The president of the College, Dr. Roseda Marshall, said they are training residence doctors, who are general medical practitioners, when they leave the A. M. Dogliotti College of Medicine after five years of study.

“What we are trying to do is to train Pediatricians, Internists, Obstetric Gynecologists and General Surgical Doctors. So that means that after the internship and after working for one year or two, they can now enter into a school and sub-specialize in these other disciplines,” Dr. Marshall said.

She narrated that before the LPGMC started, Liberian doctors travelled to foreign countries, including England and USA, for further studies in order to specialize. According to Dr. Marshall, most of these doctors did not return home.

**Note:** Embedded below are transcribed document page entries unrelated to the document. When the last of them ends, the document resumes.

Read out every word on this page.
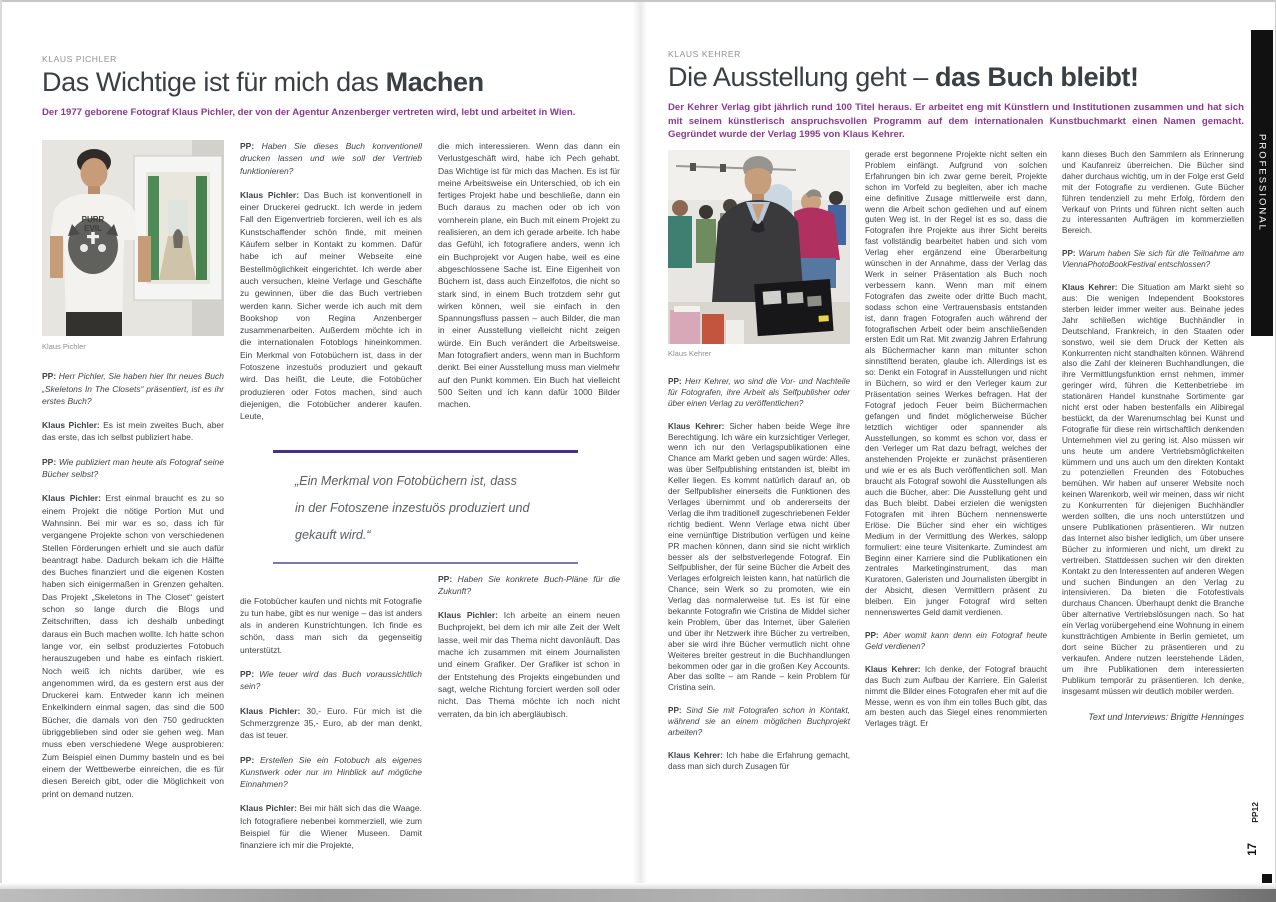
KLAUS PICHLER
Das Wichtige ist für mich das Machen

Der 1977 geborene Fotograf Klaus Pichler, der von der Agentur Anzenberger vertreten wird, lebt und arbeitet in Wien.

PURR
EVIL
Klaus Pichler

PP: Herr Pichler, Sie haben hier Ihr neues Buch „Skeletons In The Closets“ präsentiert, ist es ihr erstes Buch?

Klaus Pichler: Es ist mein zweites Buch, aber das erste, das ich selbst publiziert habe.

PP: Wie publiziert man heute als Fotograf seine Bücher selbst?

Klaus Pichler: Erst einmal braucht es zu so einem Projekt die nötige Portion Mut und Wahnsinn. Bei mir war es so, dass ich für vergangene Projekte schon von verschiedenen Stellen Förderungen erhielt und sie auch dafür beantragt habe. Dadurch bekam ich die Hälfte des Buches finanziert und die eigenen Kosten haben sich einigermaßen in Grenzen gehalten. Das Projekt „Skeletons in The Closet“ geistert schon so lange durch die Blogs und Zeitschriften, dass ich deshalb unbedingt daraus ein Buch machen wollte. Ich hatte schon lange vor, ein selbst produziertes Fotobuch herauszugeben und habe es einfach riskiert. Noch weiß ich nichts darüber, wie es angenommen wird, da es gestern erst aus der Druckerei kam. Entweder kann ich meinen Enkelkindern einmal sagen, das sind die 500 Bücher, die damals von den 750 gedruckten übriggeblieben sind oder sie gehen weg. Man muss eben verschiedene Wege ausprobieren: Zum Beispiel einen Dummy basteln und es bei einem der Wettbewerbe einreichen, die es für diesen Bereich gibt, oder die Möglichkeit von print on demand nutzen.

PP: Haben Sie dieses Buch konventionell drucken lassen und wie soll der Vertrieb funktionieren?

Klaus Pichler: Das Buch ist konventionell in einer Druckerei gedruckt. Ich werde in jedem Fall den Eigenvertrieb forcieren, weil ich es als Kunstschaffender schön finde, mit meinen Käufern selber in Kontakt zu kommen. Dafür habe ich auf meiner Webseite eine Bestellmöglichkeit eingerichtet. Ich werde aber auch versuchen, kleine Verlage und Geschäfte zu gewinnen, über die das Buch vertrieben werden kann. Sicher werde ich auch mit dem Bookshop von Regina Anzenberger zusammenarbeiten. Außerdem möchte ich in die internationalen Fotoblogs hineinkommen. Ein Merkmal von Fotobüchern ist, dass in der Fotoszene inzestuös produziert und gekauft wird. Das heißt, die Leute, die Fotobücher produzieren oder Fotos machen, sind auch diejenigen, die Fotobücher anderer kaufen. Leute,

die Fotobücher kaufen und nichts mit Fotografie zu tun habe, gibt es nur wenige – das ist anders als in anderen Kunstrichtungen. Ich finde es schön, dass man sich da gegenseitig unterstützt.

PP: Wie teuer wird das Buch voraussichtlich sein?

Klaus Pichler: 30,- Euro. Für mich ist die Schmerzgrenze 35,- Euro, ab der man denkt, das ist teuer.

PP: Erstellen Sie ein Fotobuch als eigenes Kunstwerk oder nur im Hinblick auf mögliche Einnahmen?

Klaus Pichler: Bei mir hält sich das die Waage. Ich fotografiere nebenbei kommerziell, wie zum Beispiel für die Wiener Museen. Damit finanziere ich mir die Projekte,

die mich interessieren. Wenn das dann ein Verlustgeschäft wird, habe ich Pech gehabt. Das Wichtige ist für mich das Machen. Es ist für meine Arbeitsweise ein Unterschied, ob ich ein fertiges Projekt habe und beschließe, dann ein Buch daraus zu machen oder ob ich von vornherein plane, ein Buch mit einem Projekt zu realisieren, an dem ich gerade arbeite. Ich habe das Gefühl, ich fotografiere anders, wenn ich ein Buchprojekt vor Augen habe, weil es eine abgeschlossene Sache ist. Eine Eigenheit von Büchern ist, dass auch Einzelfotos, die nicht so stark sind, in einem Buch trotzdem sehr gut wirken können, weil sie einfach in den Spannungsfluss passen – auch Bilder, die man in einer Ausstellung vielleicht nicht zeigen würde. Ein Buch verändert die Arbeitsweise. Man fotografiert anders, wenn man in Buchform denkt. Bei einer Ausstellung muss man vielmehr auf den Punkt kommen. Ein Buch hat vielleicht 500 Seiten und ich kann dafür 1000 Bilder machen.

PP: Haben Sie konkrete Buch-Pläne für die Zukunft?

Klaus Pichler: Ich arbeite an einem neuen Buchprojekt, bei dem ich mir alle Zeit der Welt lasse, weil mir das Thema nicht davonläuft. Das mache ich zusammen mit einem Journalisten und einem Grafiker. Der Grafiker ist schon in der Entstehung des Projekts eingebunden und sagt, welche Richtung forciert werden soll oder nicht. Das Thema möchte ich noch nicht verraten, da bin ich abergläubisch.

„Ein Merkmal von Fotobüchern ist, dass
in der Fotoszene inzestuös produziert und
gekauft wird.“
KLAUS KEHRER
Die Ausstellung geht – das Buch bleibt!

Der Kehrer Verlag gibt jährlich rund 100 Titel heraus. Er arbeitet eng mit Künstlern und Institutionen zusammen und hat sich mit seinem künstlerisch anspruchsvollen Programm auf dem internationalen Kunstbuchmarkt einen Namen gemacht. Gegründet wurde der Verlag 1995 von Klaus Kehrer.

Klaus Kehrer

PP: Herr Kehrer, wo sind die Vor- und Nachteile für Fotografen, ihre Arbeit als Selfpublisher oder über einen Verlag zu veröffentlichen?

Klaus Kehrer: Sicher haben beide Wege ihre Berechtigung. Ich wäre ein kurzsichtiger Verleger, wenn ich nur den Verlagspublikationen eine Chance am Markt geben und sagen würde: Alles, was über Selfpublishing entstanden ist, bleibt im Keller liegen. Es kommt natürlich darauf an, ob der Selfpublisher einerseits die Funktionen des Verlages übernimmt und ob andererseits der Verlag die ihm traditionell zugeschriebenen Felder richtig bedient. Wenn Verlage etwa nicht über eine vernünftige Distribution verfügen und keine PR machen können, dann sind sie nicht wirklich besser als der selbstverlegende Fotograf. Ein Selfpublisher, der für seine Bücher die Arbeit des Verlages erfolgreich leisten kann, hat natürlich die Chance, sein Werk so zu promoten, wie ein Verlag das normalerweise tut. Es ist für eine bekannte Fotografin wie Cristina de Middel sicher kein Problem, über das Internet, über Galerien und über ihr Netzwerk ihre Bücher zu vertreiben, aber sie wird ihre Bücher vermutlich nicht ohne Weiteres breiter gestreut in die Buchhandlungen bekommen oder gar in die großen Key Accounts. Aber das sollte – am Rande – kein Problem für Cristina sein.

PP: Sind Sie mit Fotografen schon in Kontakt, während sie an einem möglichen Buchprojekt arbeiten?

Klaus Kehrer: Ich habe die Erfahrung gemacht, dass man sich durch Zusagen für

gerade erst begonnene Projekte nicht selten ein Problem einfängt. Aufgrund von solchen Erfahrungen bin ich zwar gerne bereit, Projekte schon im Vorfeld zu begleiten, aber ich mache eine definitive Zusage mittlerweile erst dann, wenn die Arbeit schon gediehen und auf einem guten Weg ist. In der Regel ist es so, dass die Fotografen ihre Projekte aus ihrer Sicht bereits fast vollständig bearbeitet haben und sich vom Verlag eher ergänzend eine Überarbeitung wünschen in der Annahme, dass der Verlag das Werk in seiner Präsentation als Buch noch verbessern kann. Wenn man mit einem Fotografen das zweite oder dritte Buch macht, sodass schon eine Vertrauensbasis entstanden ist, dann fragen Fotografen auch während der fotografischen Arbeit oder beim anschließenden ersten Edit um Rat. Mit zwanzig Jahren Erfahrung als Büchermacher kann man mitunter schon sinnstiftend beraten, glaube ich. Allerdings ist es so: Denkt ein Fotograf in Ausstellungen und nicht in Büchern, so wird er den Verleger kaum zur Präsentation seines Werkes befragen. Hat der Fotograf jedoch Feuer beim Büchermachen gefangen und findet möglicherweise Bücher letztlich wichtiger oder spannender als Ausstellungen, so kommt es schon vor, dass er den Verleger um Rat dazu befragt, welches der anstehenden Projekte er zunächst präsentieren und wie er es als Buch veröffentlichen soll. Man braucht als Fotograf sowohl die Ausstellungen als auch die Bücher, aber: Die Ausstellung geht und das Buch bleibt. Dabei erzielen die wenigsten Fotografen mit ihren Büchern nennenswerte Erlöse. Die Bücher sind eher ein wichtiges Medium in der Vermittlung des Werkes, salopp formuliert: eine teure Visitenkarte. Zumindest am Beginn einer Karriere sind die Publikationen ein zentrales Marketinginstrument, das man Kuratoren, Galeristen und Journalisten übergibt in der Absicht, diesen Vermittlern präsent zu bleiben. Ein junger Fotograf wird selten nennenswertes Geld damit verdienen.

PP: Aber womit kann denn ein Fotograf heute Geld verdienen?

Klaus Kehrer: Ich denke, der Fotograf braucht das Buch zum Aufbau der Karriere. Ein Galerist nimmt die Bilder eines Fotografen eher mit auf die Messe, wenn es von ihm ein tolles Buch gibt, das am besten auch das Siegel eines renommierten Verlages trägt. Er

kann dieses Buch den Sammlern als Erinnerung und Kaufanreiz überreichen. Die Bücher sind daher durchaus wichtig, um in der Folge erst Geld mit der Fotografie zu verdienen. Gute Bücher führen tendenziell zu mehr Erfolg, fördern den Verkauf von Prints und führen nicht selten auch zu interessanten Aufträgen im kommerziellen Bereich.

PP: Warum haben Sie sich für die Teilnahme am ViennaPhotoBookFestival entschlossen?

Klaus Kehrer: Die Situation am Markt sieht so aus: Die wenigen Independent Bookstores sterben leider immer weiter aus. Beinahe jedes Jahr schließen wichtige Buchhändler in Deutschland, Frankreich, in den Staaten oder sonstwo, weil sie dem Druck der Ketten als Konkurrenten nicht standhalten können. Während also die Zahl der kleineren Buchhandlungen, die ihre Vermittlungsfunktion ernst nehmen, immer geringer wird, führen die Kettenbetriebe im stationären Handel kunstnahe Sortimente gar nicht erst oder haben bestenfalls ein Alibiregal bestückt, da der Warenumschlag bei Kunst und Fotografie für diese rein wirtschaftlich denkenden Unternehmen viel zu gering ist. Also müssen wir uns heute um andere Vertriebsmöglichkeiten kümmern und uns auch um den direkten Kontakt zu potenziellen Freunden des Fotobuches bemühen. Wir haben auf unserer Website noch keinen Warenkorb, weil wir meinen, dass wir nicht zu Konkurrenten für diejenigen Buchhändler werden sollten, die uns noch unterstützen und unsere Publikationen präsentieren. Wir nutzen das Internet also bisher lediglich, um über unsere Bücher zu informieren und nicht, um direkt zu vertreiben. Stattdessen suchen wir den direkten Kontakt zu den Interessenten auf anderen Wegen und suchen Bindungen an den Verlag zu intensivieren. Da bieten die Fotofestivals durchaus Chancen. Überhaupt denkt die Branche über alternative Vertriebslösungen nach. So hat ein Verlag vorübergehend eine Wohnung in einem kunstträchtigen Ambiente in Berlin gemietet, um dort seine Bücher zu präsentieren und zu verkaufen. Andere nutzen leerstehende Läden, um ihre Publikationen dem interessierten Publikum temporär zu präsentieren. Ich denke, insgesamt müssen wir deutlich mobiler werden.

Text und Interviews: Brigitte Henninges
PROFESSIONAL
PP12
17
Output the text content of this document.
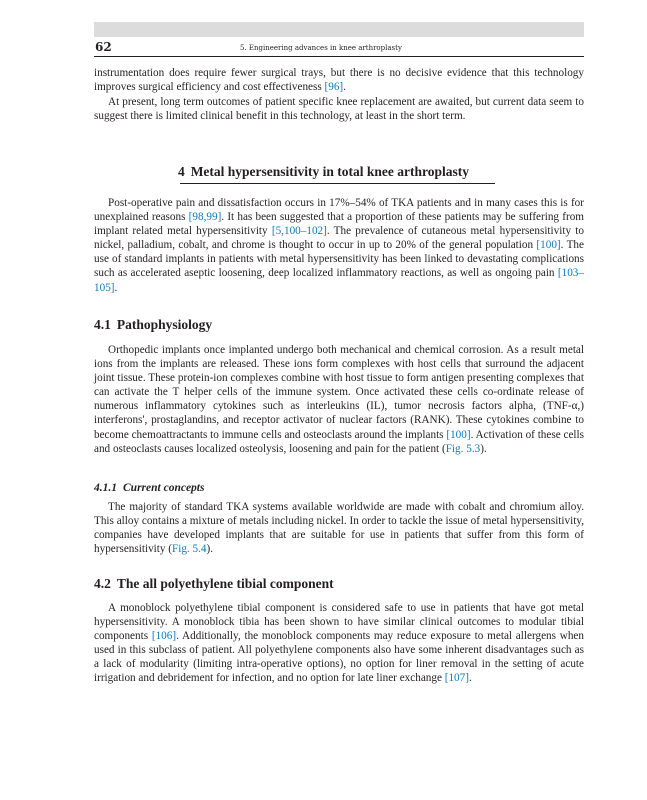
62	5. Engineering advances in knee arthroplasty

instrumentation does require fewer surgical trays, but there is no decisive evidence that this technology improves surgical efficiency and cost effectiveness [96].

At present, long term outcomes of patient specific knee replacement are awaited, but current data seem to suggest there is limited clinical benefit in this technology, at least in the short term.

4 Metal hypersensitivity in total knee arthroplasty

Post-operative pain and dissatisfaction occurs in 17%–54% of TKA patients and in many cases this is for unexplained reasons [98,99]. It has been suggested that a proportion of these patients may be suffering from implant related metal hypersensitivity [5,100–102]. The prevalence of cutaneous metal hypersensitivity to nickel, palladium, cobalt, and chrome is thought to occur in up to 20% of the general population [100]. The use of standard implants in patients with metal hypersensitivity has been linked to devastating complications such as accelerated aseptic loosening, deep localized inflammatory reactions, as well as ongoing pain [103–105].

4.1 Pathophysiology

Orthopedic implants once implanted undergo both mechanical and chemical corrosion. As a result metal ions from the implants are released. These ions form complexes with host cells that surround the adjacent joint tissue. These protein-ion complexes combine with host tissue to form antigen presenting complexes that can activate the T helper cells of the immune system. Once activated these cells co-ordinate release of numerous inflammatory cytokines such as interleukins (IL), tumor necrosis factors alpha, (TNF-α,) interferons', prostaglandins, and receptor activator of nuclear factors (RANK). These cytokines combine to become chemoattractants to immune cells and osteoclasts around the implants [100]. Activation of these cells and osteoclasts causes localized osteolysis, loosening and pain for the patient (Fig. 5.3).

4.1.1 Current concepts

The majority of standard TKA systems available worldwide are made with cobalt and chromium alloy. This alloy contains a mixture of metals including nickel. In order to tackle the issue of metal hypersensitivity, companies have developed implants that are suitable for use in patients that suffer from this form of hypersensitivity (Fig. 5.4).

4.2 The all polyethylene tibial component

A monoblock polyethylene tibial component is considered safe to use in patients that have got metal hypersensitivity. A monoblock tibia has been shown to have similar clinical outcomes to modular tibial components [106]. Additionally, the monoblock components may reduce exposure to metal allergens when used in this subclass of patient. All polyethylene components also have some inherent disadvantages such as a lack of modularity (limiting intra-operative options), no option for liner removal in the setting of acute irrigation and debridement for infection, and no option for late liner exchange [107].
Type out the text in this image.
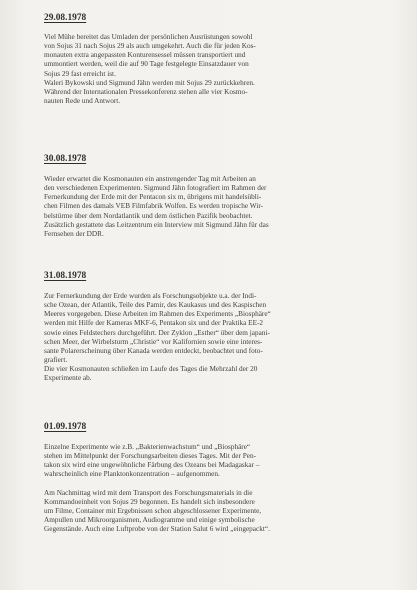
29.08.1978

Viel Mühe bereitet das Umladen der persönlichen Ausrüstungen sowohl
von Sojus 31 nach Sojus 29 als auch umgekehrt. Auch die für jeden Kos-
monauten extra angepassten Konturensessel müssen transportiert und
ummontiert werden, weil die auf 90 Tage festgelegte Einsatzdauer von
Sojus 29 fast erreicht ist.
Waleri Bykowski und Sigmund Jähn werden mit Sojus 29 zurückkehren.
Während der Internationalen Pressekonferenz stehen alle vier Kosmo-
nauten Rede und Antwort.

30.08.1978

Wieder erwartet die Kosmonauten ein anstrengender Tag mit Arbeiten an
den verschiedenen Experimenten. Sigmund Jähn fotografiert im Rahmen der
Fernerkundung der Erde mit der Pentacon six m, übrigens mit handelsübli-
chen Filmen des damals VEB Filmfabrik Wolfen. Es werden tropische Wir-
belstürme über dem Nordatlantik und dem östlichen Pazifik beobachtet.
Zusätzlich gestattete das Leitzentrum ein Interview mit Sigmund Jähn für das
Fernsehen der DDR.

31.08.1978

Zur Fernerkundung der Erde wurden als Forschungsobjekte u.a. der Indi-
sche Ozean, der Atlantik, Teile des Pamir, des Kaukasus und des Kaspischen
Meeres vorgegeben. Diese Arbeiten im Rahmen des Experiments „Biosphäre“
werden mit Hilfe der Kameras MKF-6, Pentakon six und der Praktika EE-2
sowie eines Feldstechers durchgeführt. Der Zyklon „Esther“ über dem japani-
schen Meer, der Wirbelsturm „Christie“ vor Kalifornien sowie eine interes-
sante Polarerscheinung über Kanada werden entdeckt, beobachtet und foto-
grafiert.
Die vier Kosmonauten schließen im Laufe des Tages die Mehrzahl der 20
Experimente ab.

01.09.1978

Einzelne Experimente wie z.B. „Bakterienwachstum“ und „Biosphäre“
stehen im Mittelpunkt der Forschungsarbeiten dieses Tages. Mit der Pen-
takon six wird eine ungewöhnliche Färbung des Ozeans bei Madagaskar –
wahrscheinlich eine Planktonkonzentration – aufgenommen.

Am Nachmittag wird mit dem Transport des Forschungsmaterials in die
Kommandoeinheit von Sojus 29 begonnen. Es handelt sich insbesondere
um Filme, Container mit Ergebnissen schon abgeschlossener Experimente,
Ampullen und Mikroorganismen, Audiogramme und einige symbolische
Gegenstände. Auch eine Luftprobe von der Station Salut 6 wird „eingepackt“.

“We hope to train doctors so that within the 15 counties in 10 years, we should have Internists, Pediatricians, General Surgeons and those working in Obstetrics and Gynecology. This will help, of course to improve health care quality in Liberia,” Dr. Marshall said.

The College, which became fully operational three years ago, firstly enrolled 19 resident doctors, one of whom succumbed to the deadly Ebola virus disease when it struck in March of 2014. The College president, Dr. Marshall, stated that two others dropped from the program and 16 are now still in training. She also stated that the College has taken in the second batch of the trainees, who are 18 in total. The program runs for three years before graduation, but the first batch of students who should have graduated this year, won’t be granted that privilege as 2014, which was the Ebola crisis year, is not counted.

Announcing the “scientific” conference, which the College is set to host, she said as part of the requirements for being a member of the West African College of Physicians and Surgeons (WACPS), the LCPS is to host annually a general scientific meeting.

Dr. Marshall said taking part in the meeting are individuals who have reached a certain status in their medical careers to become “Fellows”. These people gather in a business meeting to talk about what is going on in the College, including challenges, recommendations and the way forward.

During the three-day meeting several of the Fellows give scholarly presentations on some of the medical issues facing the nation.

She disclosed that the College is working with one private and six government hospitals around the country, including Phebe and C.B. Dunbar in Gbarnga, Bong County, JFK and Redemption in Monrovia, Jackson F. Doe in Nimba County and

St. Joseph Catholic Hospital in Monrovia. However, at the moment, only four of those hospitals are being used for the training.

Also giving remarks, Dr. Robert Kpoto said the Ebola crisis greatly affected the smooth operation of the College.

Dr. Kpoto, who is a Fellow of the College and the first vice president for surgery, disclosed that the loss of two of their colleagues, Dr. Samuel Brisbane and Dr. Abraham Borbor, brought fear in all of the medical practitioners. He also spoke of the psychosocial impact the disease had on College members, including its resident doctors.

Dr. Benjamin Harris, another Fellow and vice president of the College, said in order to provide quality post-graduate training, it is very important that the training environment meets the standard set by the WACPS.

“A number of these hospitals have been excluded because of various limitations and even those hospitals that we are utilizing don’t have standards set by the WACPS for accreditation and for international recognition as a training facility because of lack of personnel and equipment,” Dr. Harris said.

He, however, stated that the College is working along with partners, including the WHO, World Bank and others to help upgrade facilitates of these hospitals so that they can be on par with other medical facilities in the West African sub-region.

For her part, Dr. Angela Benson, another Fellow and a member of the College’s board said the scientific conference is going to be a very big event. Dr. Benson added, “It’s going to help expose us to the general public becase most people don’t know about us.”

The scientific meeting is scheduled for November 27 & 28.